Should you get bored with the delights of the town and want to look further afield for entertainment you've actually picked probably the best area of the lake. The spa town of Heviz is a short drive away. There's a thermal lake which is something of a geological rarity (the only similar one is in New Zealand) which people have been visiting since Roman times because of the healing properties of the water although it was up to those entrepreneurial Festetics to realise the true commercial potential and turn the place into a "spa". Elsewhere there's a safari park, some caves that you row into, various castles and fortress ruins and a high ropes centre. It's no wonder that the tourist board for West Balaton say it's "the place lacking boredom". Seriously, we liked the place so much and found so much we'd like to do that we're looking at how we can go again but later in the season.

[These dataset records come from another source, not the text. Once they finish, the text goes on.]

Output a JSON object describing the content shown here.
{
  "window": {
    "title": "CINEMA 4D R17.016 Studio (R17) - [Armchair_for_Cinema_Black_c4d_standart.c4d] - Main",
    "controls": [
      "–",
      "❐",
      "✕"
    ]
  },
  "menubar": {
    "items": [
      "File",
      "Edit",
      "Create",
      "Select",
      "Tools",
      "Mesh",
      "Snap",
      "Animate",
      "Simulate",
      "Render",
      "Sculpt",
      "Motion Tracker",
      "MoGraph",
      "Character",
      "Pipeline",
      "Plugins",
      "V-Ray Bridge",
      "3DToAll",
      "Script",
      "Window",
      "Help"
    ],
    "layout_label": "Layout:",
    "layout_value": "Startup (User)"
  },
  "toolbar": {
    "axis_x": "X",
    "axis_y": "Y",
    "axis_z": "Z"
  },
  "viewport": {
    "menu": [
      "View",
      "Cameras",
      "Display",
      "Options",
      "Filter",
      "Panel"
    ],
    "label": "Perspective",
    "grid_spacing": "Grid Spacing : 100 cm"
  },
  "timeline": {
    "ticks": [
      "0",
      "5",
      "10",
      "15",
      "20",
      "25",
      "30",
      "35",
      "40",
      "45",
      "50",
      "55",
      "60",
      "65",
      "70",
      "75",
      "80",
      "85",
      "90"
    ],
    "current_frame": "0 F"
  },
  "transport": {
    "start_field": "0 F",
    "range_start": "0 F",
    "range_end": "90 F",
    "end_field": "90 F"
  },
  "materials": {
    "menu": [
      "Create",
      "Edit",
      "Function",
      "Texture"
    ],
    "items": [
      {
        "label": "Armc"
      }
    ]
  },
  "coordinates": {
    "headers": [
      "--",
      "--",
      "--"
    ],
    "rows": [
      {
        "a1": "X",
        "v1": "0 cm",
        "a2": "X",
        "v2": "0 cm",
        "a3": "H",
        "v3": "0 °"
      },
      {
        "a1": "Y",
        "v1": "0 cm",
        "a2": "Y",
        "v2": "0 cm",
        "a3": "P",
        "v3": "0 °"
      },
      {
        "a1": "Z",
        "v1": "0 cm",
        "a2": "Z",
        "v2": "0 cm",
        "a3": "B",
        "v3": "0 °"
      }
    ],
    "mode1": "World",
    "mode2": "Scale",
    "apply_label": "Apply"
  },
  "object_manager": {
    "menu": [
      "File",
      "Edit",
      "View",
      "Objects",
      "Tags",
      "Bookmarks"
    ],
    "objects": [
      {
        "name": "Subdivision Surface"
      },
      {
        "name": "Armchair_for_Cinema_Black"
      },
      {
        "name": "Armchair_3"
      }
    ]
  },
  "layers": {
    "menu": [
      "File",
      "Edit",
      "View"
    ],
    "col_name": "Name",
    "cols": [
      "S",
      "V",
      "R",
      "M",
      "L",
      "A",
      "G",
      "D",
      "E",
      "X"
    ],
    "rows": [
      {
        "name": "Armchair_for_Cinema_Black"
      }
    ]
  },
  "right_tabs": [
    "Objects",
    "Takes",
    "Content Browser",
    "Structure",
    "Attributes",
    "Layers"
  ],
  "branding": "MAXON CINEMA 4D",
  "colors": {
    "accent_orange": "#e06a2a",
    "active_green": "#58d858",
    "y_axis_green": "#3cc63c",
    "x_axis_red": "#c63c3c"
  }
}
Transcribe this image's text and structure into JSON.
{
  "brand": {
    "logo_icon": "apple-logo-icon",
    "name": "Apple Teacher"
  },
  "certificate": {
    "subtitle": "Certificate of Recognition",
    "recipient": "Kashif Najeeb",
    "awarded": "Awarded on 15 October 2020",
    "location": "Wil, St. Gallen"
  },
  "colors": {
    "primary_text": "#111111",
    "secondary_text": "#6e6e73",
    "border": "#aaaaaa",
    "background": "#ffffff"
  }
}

I liked Keszthely a lot; it's a pretty little town with a lot going for it and it's a great base for exploring the western end of the lake. We ate well and prices are generally very reasonable; the further west we moved down Balaton the better the food became and although I expected prices to rise slightly at Keszthely with it being a bigger town, I was pleasantly surprised at what great value we found.
One thing to be aware of is that although this is a very touristy place, few people speak English - even younger people - so a smattering of German (or else a great deal of improvisation and a Hungarian phrasebook) is useful. People were generally friendly if not particularly helpful. Can you believe that a place like the Festetics Palace that attracts thousands of visitors a year has no toilet for visitors? To make matters worse very few bars open on a Sunday so it takes a while to find somewhere with a toilet.
Thoroughly recommended - for a day, a few days, a week, a quick visit to the Festetics Palace. I really liked Keszthely.